Se ci è andata bene finora e se il tiepido sole di oggi ci fa pensare (a torto) che il peggio dell’inverno sia alle spalle… beh, siamo proprio degli illusi. In giro c’è una pessima influenza, che prevede una lenta agonia fatta di una febbre nemmeno troppo alta ma persistente e di una tosse che altrettanto non molla, di un raffreddore che si affeziona ai vostri fazzoletti da naso e di una stanchezza assurda che trascina le pantofole fra il letto e il divano insieme a voi
E non è così solo a Milano: l‘influenza 25/26 (manco fosse una collezione prêt-à-porter) pare stia facendo segnare numeri più alti rispetto a molte stagioni recenti. Negli Stati Uniti i casi stimati sono già decine di milioni, con oltre centomila ricoveri e migliaia di decessi. In Europa la circolazione è altrettanto intensa, trainata soprattutto da una variante dell’influenza A(H3N2) e ribattezzata “K”… che a noi piace immaginare stia per “KedueK….oni”.
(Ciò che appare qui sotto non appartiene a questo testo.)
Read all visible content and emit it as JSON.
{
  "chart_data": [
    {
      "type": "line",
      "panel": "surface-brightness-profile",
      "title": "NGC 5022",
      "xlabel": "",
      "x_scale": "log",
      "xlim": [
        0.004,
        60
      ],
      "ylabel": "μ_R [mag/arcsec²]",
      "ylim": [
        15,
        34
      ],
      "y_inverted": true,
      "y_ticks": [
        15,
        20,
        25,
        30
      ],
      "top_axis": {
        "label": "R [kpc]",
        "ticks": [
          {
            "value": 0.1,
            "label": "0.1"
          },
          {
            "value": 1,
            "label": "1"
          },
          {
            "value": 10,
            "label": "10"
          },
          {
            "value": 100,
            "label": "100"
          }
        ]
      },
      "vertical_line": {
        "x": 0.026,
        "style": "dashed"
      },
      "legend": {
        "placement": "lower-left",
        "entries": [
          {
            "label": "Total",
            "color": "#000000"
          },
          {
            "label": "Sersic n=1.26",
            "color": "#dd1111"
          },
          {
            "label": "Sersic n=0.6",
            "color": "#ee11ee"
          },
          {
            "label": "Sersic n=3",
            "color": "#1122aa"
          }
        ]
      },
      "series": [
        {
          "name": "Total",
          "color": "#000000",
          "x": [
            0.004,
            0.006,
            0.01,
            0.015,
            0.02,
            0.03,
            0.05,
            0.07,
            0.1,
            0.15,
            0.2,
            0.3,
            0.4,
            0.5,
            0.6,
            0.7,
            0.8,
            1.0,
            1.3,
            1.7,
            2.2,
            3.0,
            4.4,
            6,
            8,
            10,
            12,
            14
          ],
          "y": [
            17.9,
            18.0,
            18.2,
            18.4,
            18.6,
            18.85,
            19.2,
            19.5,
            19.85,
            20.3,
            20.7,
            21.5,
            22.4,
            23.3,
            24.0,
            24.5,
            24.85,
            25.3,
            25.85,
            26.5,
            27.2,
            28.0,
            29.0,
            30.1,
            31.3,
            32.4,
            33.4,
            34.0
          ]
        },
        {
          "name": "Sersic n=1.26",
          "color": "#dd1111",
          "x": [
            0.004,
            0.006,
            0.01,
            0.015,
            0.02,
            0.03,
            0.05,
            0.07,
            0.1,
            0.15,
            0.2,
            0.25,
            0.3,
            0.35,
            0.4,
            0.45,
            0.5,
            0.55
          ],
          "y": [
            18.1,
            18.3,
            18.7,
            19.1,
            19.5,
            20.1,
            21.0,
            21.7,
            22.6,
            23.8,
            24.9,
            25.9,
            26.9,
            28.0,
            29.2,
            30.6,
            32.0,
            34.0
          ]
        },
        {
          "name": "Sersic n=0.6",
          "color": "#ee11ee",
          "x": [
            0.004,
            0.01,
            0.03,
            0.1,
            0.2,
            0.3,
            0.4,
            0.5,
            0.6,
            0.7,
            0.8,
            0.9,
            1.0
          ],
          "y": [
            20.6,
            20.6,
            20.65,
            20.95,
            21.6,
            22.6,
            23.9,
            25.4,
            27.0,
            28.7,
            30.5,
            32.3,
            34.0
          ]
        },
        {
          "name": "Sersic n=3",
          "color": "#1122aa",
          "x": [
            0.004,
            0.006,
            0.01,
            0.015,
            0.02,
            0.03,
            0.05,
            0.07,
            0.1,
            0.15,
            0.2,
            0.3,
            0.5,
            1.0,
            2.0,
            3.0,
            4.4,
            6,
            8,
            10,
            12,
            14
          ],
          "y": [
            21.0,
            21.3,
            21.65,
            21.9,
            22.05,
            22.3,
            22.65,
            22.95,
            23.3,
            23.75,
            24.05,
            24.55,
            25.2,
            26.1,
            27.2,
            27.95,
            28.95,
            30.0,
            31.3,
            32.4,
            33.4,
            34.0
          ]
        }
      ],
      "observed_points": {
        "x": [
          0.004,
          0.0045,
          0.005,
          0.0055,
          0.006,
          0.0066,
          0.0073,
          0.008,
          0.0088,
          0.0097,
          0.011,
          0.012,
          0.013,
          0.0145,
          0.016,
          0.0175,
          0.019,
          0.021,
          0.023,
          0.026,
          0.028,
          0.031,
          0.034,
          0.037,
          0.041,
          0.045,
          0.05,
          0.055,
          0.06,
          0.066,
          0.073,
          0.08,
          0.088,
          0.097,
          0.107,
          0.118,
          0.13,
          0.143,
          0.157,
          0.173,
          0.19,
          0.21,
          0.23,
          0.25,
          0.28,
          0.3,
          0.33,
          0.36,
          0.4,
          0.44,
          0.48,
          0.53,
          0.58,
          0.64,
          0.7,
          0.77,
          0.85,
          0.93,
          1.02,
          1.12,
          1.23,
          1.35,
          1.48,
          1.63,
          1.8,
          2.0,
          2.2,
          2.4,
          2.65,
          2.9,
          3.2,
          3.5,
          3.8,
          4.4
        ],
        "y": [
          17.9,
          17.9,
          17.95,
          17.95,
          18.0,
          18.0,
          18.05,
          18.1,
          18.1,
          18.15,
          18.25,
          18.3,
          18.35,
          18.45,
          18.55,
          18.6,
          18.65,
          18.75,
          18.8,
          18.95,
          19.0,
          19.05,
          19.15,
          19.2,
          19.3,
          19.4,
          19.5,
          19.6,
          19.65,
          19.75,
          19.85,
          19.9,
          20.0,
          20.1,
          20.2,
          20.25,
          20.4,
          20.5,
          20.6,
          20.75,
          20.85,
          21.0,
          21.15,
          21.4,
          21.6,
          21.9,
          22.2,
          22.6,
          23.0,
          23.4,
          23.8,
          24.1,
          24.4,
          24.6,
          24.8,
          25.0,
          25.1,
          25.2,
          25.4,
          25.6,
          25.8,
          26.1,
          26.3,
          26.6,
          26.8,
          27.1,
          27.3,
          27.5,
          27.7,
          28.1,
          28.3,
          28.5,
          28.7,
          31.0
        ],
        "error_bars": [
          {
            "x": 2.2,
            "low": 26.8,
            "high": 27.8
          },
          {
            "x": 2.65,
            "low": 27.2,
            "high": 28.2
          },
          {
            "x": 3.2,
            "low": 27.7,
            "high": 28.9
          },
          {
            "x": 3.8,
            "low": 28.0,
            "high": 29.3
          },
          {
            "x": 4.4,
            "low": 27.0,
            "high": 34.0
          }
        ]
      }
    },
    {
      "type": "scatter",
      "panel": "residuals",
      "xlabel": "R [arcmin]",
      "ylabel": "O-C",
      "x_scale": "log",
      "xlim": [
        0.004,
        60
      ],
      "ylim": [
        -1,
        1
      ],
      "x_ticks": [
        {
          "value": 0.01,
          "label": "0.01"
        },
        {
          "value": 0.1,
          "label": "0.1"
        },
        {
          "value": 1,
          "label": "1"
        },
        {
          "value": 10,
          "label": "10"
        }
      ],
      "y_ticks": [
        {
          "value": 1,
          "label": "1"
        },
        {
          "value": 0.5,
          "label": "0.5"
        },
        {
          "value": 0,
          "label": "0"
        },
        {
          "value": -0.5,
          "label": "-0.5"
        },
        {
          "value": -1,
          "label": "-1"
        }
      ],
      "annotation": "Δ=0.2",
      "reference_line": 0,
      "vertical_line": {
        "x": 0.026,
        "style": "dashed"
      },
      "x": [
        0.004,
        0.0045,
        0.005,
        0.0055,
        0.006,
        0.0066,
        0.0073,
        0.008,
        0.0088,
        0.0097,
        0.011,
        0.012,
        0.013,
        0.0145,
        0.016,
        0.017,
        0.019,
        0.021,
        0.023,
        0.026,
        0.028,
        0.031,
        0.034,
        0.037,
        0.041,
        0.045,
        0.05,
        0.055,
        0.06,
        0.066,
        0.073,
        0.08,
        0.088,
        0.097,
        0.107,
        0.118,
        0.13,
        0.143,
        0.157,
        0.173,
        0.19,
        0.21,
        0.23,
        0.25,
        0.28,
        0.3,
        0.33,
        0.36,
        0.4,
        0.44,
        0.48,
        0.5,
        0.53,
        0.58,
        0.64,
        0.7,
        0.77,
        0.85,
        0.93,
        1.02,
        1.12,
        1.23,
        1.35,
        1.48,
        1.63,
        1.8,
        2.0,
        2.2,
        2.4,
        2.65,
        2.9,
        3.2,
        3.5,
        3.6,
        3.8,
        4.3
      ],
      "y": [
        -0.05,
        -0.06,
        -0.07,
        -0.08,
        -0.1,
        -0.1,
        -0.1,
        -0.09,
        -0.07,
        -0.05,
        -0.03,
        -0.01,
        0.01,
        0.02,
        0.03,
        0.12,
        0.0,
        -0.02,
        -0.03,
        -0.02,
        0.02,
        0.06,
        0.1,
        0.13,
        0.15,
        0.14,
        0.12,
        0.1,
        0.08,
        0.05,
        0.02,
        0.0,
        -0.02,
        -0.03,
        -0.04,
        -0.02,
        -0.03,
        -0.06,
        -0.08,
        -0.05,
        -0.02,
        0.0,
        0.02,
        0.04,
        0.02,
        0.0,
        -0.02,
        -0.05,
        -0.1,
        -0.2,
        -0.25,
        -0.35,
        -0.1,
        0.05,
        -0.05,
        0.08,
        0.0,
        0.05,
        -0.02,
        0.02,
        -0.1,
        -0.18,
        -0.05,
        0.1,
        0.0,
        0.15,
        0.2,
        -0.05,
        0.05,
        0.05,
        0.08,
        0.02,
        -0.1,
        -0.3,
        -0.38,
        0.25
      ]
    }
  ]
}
Un’influenza con molti postumi
Certo, niente di nuovo, l’influenza torna ogni anno con l’inverno… ma quella di quest’anno pare sia particolarmente infida per la sua ostinazione a rimanere. Molti medici, infatti, registrano una “coda” di sintomi che si prolunga ben oltre la fase acuta. Non più tre, cinque, sette giorni di malanno stagionale, no no: qui si parla di almeno due o tre settimane di tosse, mal di gola, naso chiuso e un senso di malaticcio che ti impedisce di reagire e rimetterti in pista. Il motivo? Secondo il prof di medicina interna Giorgio Sesti, che lavora alla Sapienza di Roma, il virus in circolazione è bello resistente e tignoso.
In pratica, prende le vostre vie respiratorie come un comodissimo salotto e ci si accomoda, per giunta con i piedi sulla poltrona. Magari la febbre se ne va nel giro di qualche giorno e i dolori pure, ma la tosse continua a troneggiare e il vostro corpo, impegnato a riprendersi e a rimettere insieme le forze, presenta il conto sotto forma di stanchezza cronica, fiato corto, difficoltà di concentrazione.
E quindi che si fa?
Non esiste la pillola miracolosa. Per l’influenza stagionale le cure restano in gran parte sintomatiche, con antivirali riservati soprattutto alle persone più fragili o a rischio di complicanze. Per tutti gli altri la strategia è poco eroica ma efficace: riposo vero, rientro graduale nella vita normale, alimentazione leggera e completa, liquidi, e un minimo di pazienza. Gli integratori, ricordano i medici, servono solo se c’è una carenza documentata: se si mangia in modo vario, non aggiungono superpoteri. Meglio puntare su frutta, verdura e cibi freschi, e lasciare stare le abbuffate “riparative” che affaticano ancora di più l’organismo. Vabbè, le solite cose che vi dicono anche a Studio Aperto.
Come sempre, se il lato meno ironico della storia è che questa lunga influenza pesa soprattutto su chi è più fragile: vecchietti, malati cronici, sistemi immunitari già provati. In questi casi la persistenza dei sintomi aumenta il rischio di sovrainfezioni batteriche e complicanze, ed è anche uno dei motivi per cui in queste settimane molti pronto soccorso e reparti ospedalieri segnalano un’affluenza elevata di pazienti con disturbi respiratori.
Il vaccino stagionale, pur non essendo perfetto, continua a essere lo strumento principale per ridurre il rischio di forme gravi. Se siete nel dubbio, check col medico di base e via.